- The paper introduces a scalable dataset, BSL-1K, that uses mouthing cues from interpreters to enhance sign annotation.
- It details a novel methodology extracting 1,064 signs from 1,000 hours of TV broadcasts using visual keyword spotting.
- The study demonstrates cross-linguistic utility, with models pre-trained on BSL-1K excelling on MSASL and WLASL benchmarks.
Scaling Up Co-Articulated Sign Language Recognition Through Mouthing Cues: An Examination of the BSL-1K Dataset
The paper at hand focuses on advancing the domain of automated sign language recognition, tackling the challenges inherent in the complexity of sign annotation and the scarcity of annotated data. The authors present a novel contribution to this domain through the introduction of the BSL-1K dataset. This dataset is notable for its scale and methodology, leveraging mouthing cues from British Sign Language (BSL) interpreters to enhance the data collection process.
The paper systematically details the steps taken to build the BSL-1K dataset, a robust collection of sign language video data that includes 1,064 BSL signs extracted from 1,000 hours of subtitle-aligned British television broadcasts. This is achieved through an innovative use of visual keyword spotting to automatically annotate signs in continuous video streams, leveraging the frequent mouthing of words by sign language interpreters as an alignment signal with weakly-timed subtitles.
Several key results stem from this paper:
- Annotated Dataset Construction: By employing mouthing recognition for signature words in the subtitles, the paper creates a large-scale annotated dataset, BSL-1K, significantly expanding the available resources for training sign language recognition models.
- Model Training and Evaluation: The trained models using BSL-1K demonstrate strong performance in recognizing co-articulated signs, and notably achieve superior results on the MSASL and WLASL benchmarks for sign language recognition, underscoring the dataset's robustness and the models' utility.
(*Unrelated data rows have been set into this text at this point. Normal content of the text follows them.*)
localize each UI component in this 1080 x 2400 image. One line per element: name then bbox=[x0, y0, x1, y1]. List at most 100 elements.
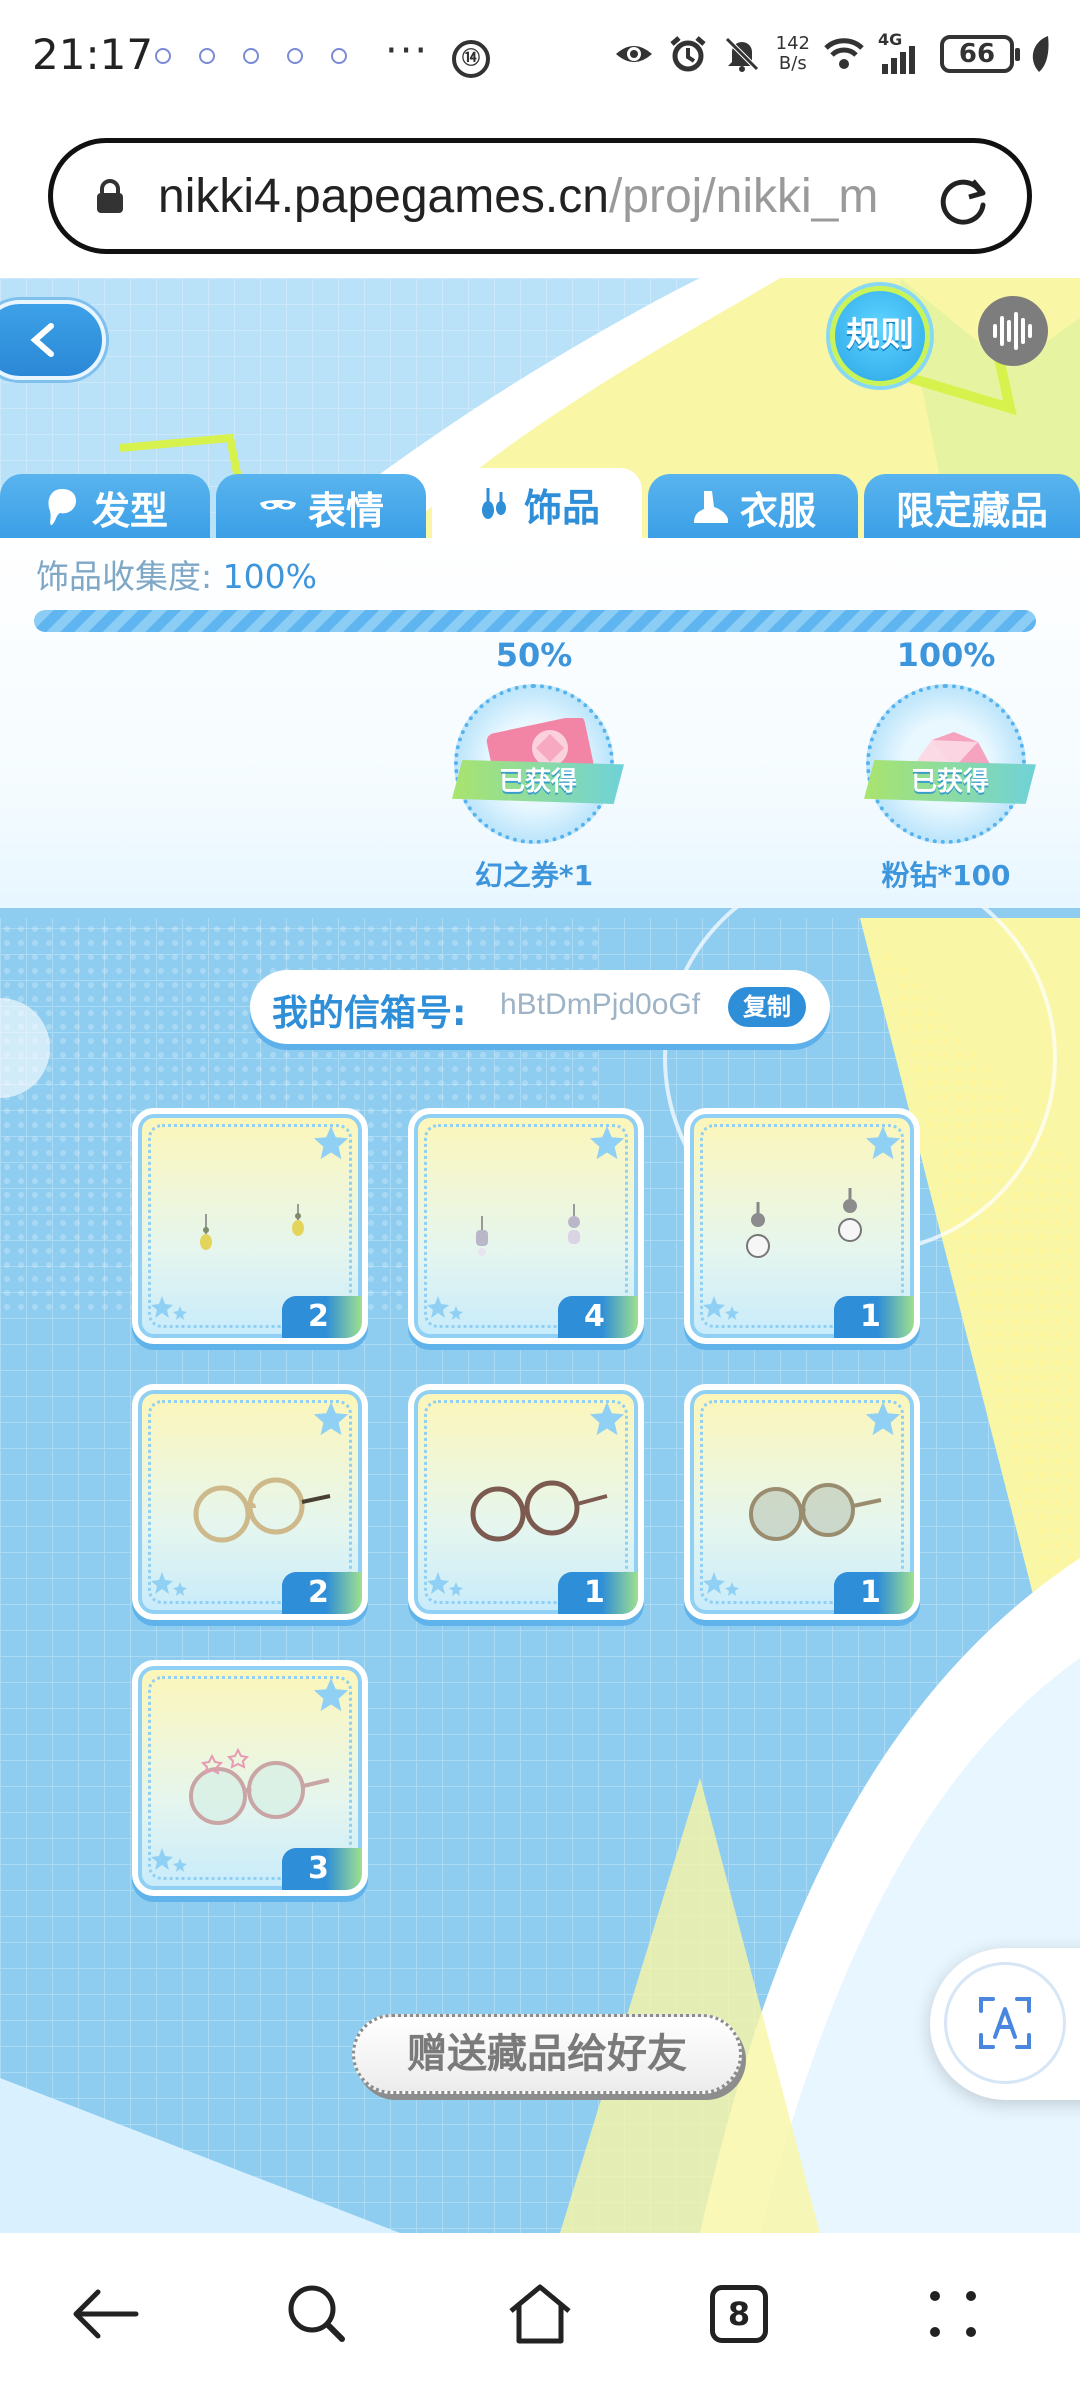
earrings-charm-icon bbox=[476, 1204, 580, 1256]
copy-button[interactable]: 复制 bbox=[728, 987, 806, 1027]
back-nav-button[interactable] bbox=[60, 2269, 150, 2359]
item-card[interactable]: 4 bbox=[408, 1108, 644, 1344]
star-icon bbox=[313, 1677, 349, 1712]
item-count: 1 bbox=[558, 1572, 638, 1614]
translate-icon bbox=[979, 1997, 1031, 2049]
rules-button[interactable]: 规则 bbox=[830, 286, 930, 386]
url-path: /proj/nikki_m bbox=[608, 170, 879, 223]
notification-icon bbox=[331, 48, 347, 64]
game-viewport: 规则 发型 表情 饰品 衣服 限定藏品 饰品收集度: 100% 50% 已获得 … bbox=[0, 278, 1080, 2233]
notification-icon bbox=[155, 48, 171, 64]
grid-dots-icon bbox=[930, 2291, 976, 2337]
item-count: 1 bbox=[834, 1572, 914, 1614]
star-icon bbox=[427, 1296, 463, 1320]
home-button[interactable] bbox=[495, 2269, 585, 2359]
chevron-left-icon bbox=[30, 323, 54, 357]
milestone-reward: 粉钻*100 bbox=[881, 859, 1011, 892]
collection-value: 100% bbox=[222, 557, 317, 596]
status-icons: 142 B/s 4G 66 bbox=[614, 30, 1050, 74]
star-icon bbox=[703, 1572, 739, 1596]
obtained-tag: 已获得 bbox=[452, 760, 624, 804]
item-count: 2 bbox=[282, 1572, 362, 1614]
item-card[interactable]: 1 bbox=[684, 1384, 920, 1620]
earrings-yellow-icon bbox=[200, 1204, 304, 1250]
status-bar: 21:17 ··· ⑭ 142 B/s 4G 66 bbox=[0, 0, 1080, 120]
search-button[interactable] bbox=[272, 2269, 362, 2359]
translate-button[interactable] bbox=[930, 1948, 1080, 2100]
glasses-tinted-icon bbox=[749, 1483, 882, 1541]
milestone-50[interactable]: 50% 已获得 幻之券*1 bbox=[434, 636, 634, 894]
star-icon bbox=[589, 1401, 625, 1436]
mask-icon bbox=[259, 500, 296, 510]
item-card[interactable]: 1 bbox=[408, 1384, 644, 1620]
mailbox-value: hBtDmPjd0oGf bbox=[500, 988, 701, 1021]
back-button[interactable] bbox=[0, 300, 106, 380]
mute-icon bbox=[724, 37, 759, 72]
sound-button[interactable] bbox=[978, 296, 1048, 366]
item-card[interactable]: 2 bbox=[132, 1108, 368, 1344]
glasses-gold-icon bbox=[193, 1477, 331, 1543]
network-speed-unit: B/s bbox=[778, 53, 807, 74]
battery-indicator: 66 bbox=[940, 35, 1020, 73]
star-icon bbox=[151, 1848, 187, 1872]
collection-progress-text: 饰品收集度: 100% bbox=[36, 550, 317, 598]
reload-icon[interactable] bbox=[935, 173, 991, 229]
browser-bottom-nav: 8 bbox=[0, 2233, 1080, 2400]
star-icon bbox=[589, 1125, 625, 1160]
item-card[interactable]: 1 bbox=[684, 1108, 920, 1344]
earrings-pearl-icon bbox=[746, 1188, 862, 1258]
translate-button-ring bbox=[944, 1962, 1066, 2084]
tab-count: 8 bbox=[710, 2285, 768, 2343]
milestone-reward: 幻之券*1 bbox=[474, 859, 594, 892]
eye-icon bbox=[615, 46, 652, 62]
url-text[interactable]: nikki4.papegames.cn/proj/nikki_m bbox=[158, 169, 948, 224]
url-host: nikki4.papegames.cn bbox=[158, 170, 609, 223]
tab-label: 限定藏品 bbox=[895, 488, 1048, 533]
sound-wave-icon bbox=[993, 312, 1032, 350]
item-card[interactable]: 2 bbox=[132, 1384, 368, 1620]
hair-icon bbox=[48, 489, 76, 525]
notification-icon bbox=[199, 48, 215, 64]
alarm-icon bbox=[670, 36, 706, 72]
signal-indicator: 4G bbox=[878, 30, 926, 74]
milestone-100[interactable]: 100% 已获得 粉钻*100 bbox=[846, 636, 1046, 894]
tab-label: 衣服 bbox=[739, 488, 816, 533]
wifi-icon bbox=[824, 38, 864, 69]
category-tabs: 发型 表情 饰品 衣服 限定藏品 bbox=[0, 468, 1080, 540]
notification-icon bbox=[287, 48, 303, 64]
star-icon bbox=[151, 1572, 187, 1596]
tabs-button[interactable]: 8 bbox=[694, 2269, 784, 2359]
star-icon bbox=[427, 1572, 463, 1596]
mailbox-id: 我的信箱号: hBtDmPjd0oGf 复制 bbox=[250, 970, 830, 1044]
collection-progress-fill bbox=[34, 610, 1036, 632]
tab-label: 发型 bbox=[91, 488, 168, 533]
tab-hairstyle[interactable]: 发型 bbox=[0, 474, 210, 540]
collection-panel: 饰品收集度: 100% 50% 已获得 幻之券*1 100% 已获得 粉钻*10… bbox=[0, 538, 1080, 908]
gift-collection-button[interactable]: 赠送藏品给好友 bbox=[352, 2014, 742, 2094]
tab-label: 饰品 bbox=[523, 485, 600, 530]
star-icon bbox=[703, 1296, 739, 1320]
shoe-icon bbox=[693, 491, 728, 523]
arrow-left-icon bbox=[73, 2289, 139, 2339]
notification-icons bbox=[155, 48, 347, 64]
signal-icon bbox=[882, 46, 915, 74]
notification-icon bbox=[243, 48, 259, 64]
network-speed: 142 B/s bbox=[776, 34, 810, 74]
menu-button[interactable] bbox=[908, 2269, 998, 2359]
item-card[interactable]: 3 bbox=[132, 1660, 368, 1896]
milestone-badge: 已获得 bbox=[864, 684, 1036, 844]
glasses-star-icon bbox=[189, 1747, 330, 1825]
tab-expression[interactable]: 表情 bbox=[216, 474, 426, 540]
search-icon bbox=[288, 2285, 345, 2342]
tab-accessories[interactable]: 饰品 bbox=[432, 468, 642, 540]
mailbox-label: 我的信箱号: bbox=[272, 993, 467, 1034]
item-count: 3 bbox=[282, 1848, 362, 1890]
network-speed-value: 142 bbox=[775, 33, 810, 54]
tab-limited-collection[interactable]: 限定藏品 bbox=[864, 474, 1080, 540]
tab-clothes[interactable]: 衣服 bbox=[648, 474, 858, 540]
milestone-percent: 50% bbox=[495, 636, 573, 674]
leaf-icon bbox=[1032, 36, 1049, 72]
obtained-tag: 已获得 bbox=[864, 760, 1036, 804]
collection-label: 饰品收集度: bbox=[36, 557, 213, 596]
address-bar[interactable]: nikki4.papegames.cn/proj/nikki_m bbox=[48, 138, 1032, 254]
- Generalization Across Datasets and Languages: By showing utility beyond BSL, as models pre-trained on BSL-1K provide effective initialization for American Sign Language datasets, this work suggests the potential for cross-linguistic applications of the approaches pioneered.
- Baseline Creation for Future Work: New evaluation sets for sign recognition and spotting derived from this dataset lay the groundwork for future research, establishing baseline metrics for the continued evolution of this field.
This paper contributes significantly to both the practical and theoretical aspects of sign language recognition. Practically, it provides a scalable approach to developing annotated datasets critical for training data-intensive sign recognition models. Theoretically, it opens new pathways for using unconventional cues such as mouthing to align visual and linguistic data, challenging traditional reliance on gesture and facial expression alone.
Looking toward future developments in AI from this work, a primary consideration is the extension of these techniques to other sign languages with distinct grammatical and expressive features. Additionally, integrating these recognition systems into socially impactful applications, such as enhancing communication accessibility for deaf communities or improving educational resources for hearing individuals learning sign languages, align well with broader socially responsible AI initiatives.
In conclusion, the introduction of the BSL-1K dataset and the method of leveraging mouthing cues represents a significant leap in the automated recognition of co-articulated sign languages. It offers a scalable, efficient, and less annotation-heavy pathway towards creating large datasets, ultimately contributing to the broader field's goal of moving from isolated sign recognition to continuous, sentence-level translation systems.